We restored the pre-optimized index again, restarted tomcat and tried to optimize using SerialMergePolicy instead of the default ConcurrentMergePolicy under the theory that concurrent merges could somehow take more than 2X disk space.

The optimize failed again with "out of space" error. This time there where no "deleted" files in the lsof output.

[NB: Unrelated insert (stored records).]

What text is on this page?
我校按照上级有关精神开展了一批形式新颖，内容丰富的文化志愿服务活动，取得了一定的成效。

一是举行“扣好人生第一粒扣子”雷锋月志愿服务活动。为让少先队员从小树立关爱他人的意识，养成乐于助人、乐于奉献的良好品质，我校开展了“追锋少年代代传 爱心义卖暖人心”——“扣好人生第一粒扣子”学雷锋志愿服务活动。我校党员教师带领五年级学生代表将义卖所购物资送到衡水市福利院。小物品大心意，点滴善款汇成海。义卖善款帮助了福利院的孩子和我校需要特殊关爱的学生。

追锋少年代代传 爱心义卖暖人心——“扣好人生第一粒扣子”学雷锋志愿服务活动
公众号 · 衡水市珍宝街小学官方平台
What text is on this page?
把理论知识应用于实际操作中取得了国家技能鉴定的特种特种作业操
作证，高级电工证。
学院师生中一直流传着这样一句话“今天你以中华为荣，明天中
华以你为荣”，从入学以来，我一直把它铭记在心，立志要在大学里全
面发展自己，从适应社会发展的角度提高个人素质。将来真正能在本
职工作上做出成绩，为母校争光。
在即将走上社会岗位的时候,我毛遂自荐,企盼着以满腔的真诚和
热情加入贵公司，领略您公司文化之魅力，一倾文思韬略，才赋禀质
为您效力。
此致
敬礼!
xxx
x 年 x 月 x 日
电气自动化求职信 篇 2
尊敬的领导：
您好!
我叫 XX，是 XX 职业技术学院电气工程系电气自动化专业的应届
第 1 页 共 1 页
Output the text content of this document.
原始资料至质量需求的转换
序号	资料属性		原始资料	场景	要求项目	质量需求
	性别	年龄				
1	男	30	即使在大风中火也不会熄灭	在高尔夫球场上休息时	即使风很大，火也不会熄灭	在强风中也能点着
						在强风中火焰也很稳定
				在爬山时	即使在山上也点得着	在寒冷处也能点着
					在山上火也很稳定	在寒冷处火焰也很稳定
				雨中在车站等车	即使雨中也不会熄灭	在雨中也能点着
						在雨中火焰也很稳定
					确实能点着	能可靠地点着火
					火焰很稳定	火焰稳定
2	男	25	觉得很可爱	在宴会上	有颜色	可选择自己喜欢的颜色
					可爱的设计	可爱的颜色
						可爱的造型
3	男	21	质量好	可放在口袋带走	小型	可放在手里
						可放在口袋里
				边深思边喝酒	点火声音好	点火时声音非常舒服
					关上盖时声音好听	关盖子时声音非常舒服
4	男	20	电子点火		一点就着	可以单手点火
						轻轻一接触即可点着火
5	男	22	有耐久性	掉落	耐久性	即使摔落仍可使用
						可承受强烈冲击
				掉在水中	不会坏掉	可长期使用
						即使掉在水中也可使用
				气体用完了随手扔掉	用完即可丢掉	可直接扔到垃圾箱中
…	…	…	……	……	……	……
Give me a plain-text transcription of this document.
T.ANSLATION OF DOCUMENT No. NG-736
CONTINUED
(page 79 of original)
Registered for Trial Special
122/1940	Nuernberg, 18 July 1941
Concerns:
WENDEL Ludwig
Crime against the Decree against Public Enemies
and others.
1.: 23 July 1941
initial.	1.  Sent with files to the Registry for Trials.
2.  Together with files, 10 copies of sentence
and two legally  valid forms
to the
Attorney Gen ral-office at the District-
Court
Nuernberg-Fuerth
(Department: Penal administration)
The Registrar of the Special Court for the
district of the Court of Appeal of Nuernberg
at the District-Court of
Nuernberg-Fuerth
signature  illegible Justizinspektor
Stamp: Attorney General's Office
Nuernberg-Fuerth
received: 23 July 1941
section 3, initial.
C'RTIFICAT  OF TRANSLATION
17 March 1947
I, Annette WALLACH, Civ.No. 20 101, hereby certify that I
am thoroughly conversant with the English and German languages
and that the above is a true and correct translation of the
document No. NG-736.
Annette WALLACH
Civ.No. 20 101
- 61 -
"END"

This is one shard out of 10. A couple the shards were around 192GB and merged successfully. Any suggestions on how to debug this would be greatly appreciated.

Thanks!

Phil
hathitrust.org
University of Michigan


Shalin Shekhar Mangar wrote:
Not sure but a quick search turned up:
http://www.walkernews.net/2007/07/13/df-and-du-command-show-different-used-disk-space/

Using upto 2x the index size can happen. Also check if there is a
snapshooter script running through cron which is making hard links to files
while a merge is in progress.

Do let us know if you make any progress. This is interesting.

On Tue, Oct 6, 2009 at 5:28 PM, Phillip Farber <pfar...@umich.edu> wrote:

I am attempting to optimize a large shard on solr 1.4 and repeatedly get
java.io.IOException: No space left on device. The shard, after a final
commit before optimize, shows a size of about 192GB on a 400GB volume.  I
have successfully optimized 2 other shards that were similarly large without
this problem on identical hardware boxes.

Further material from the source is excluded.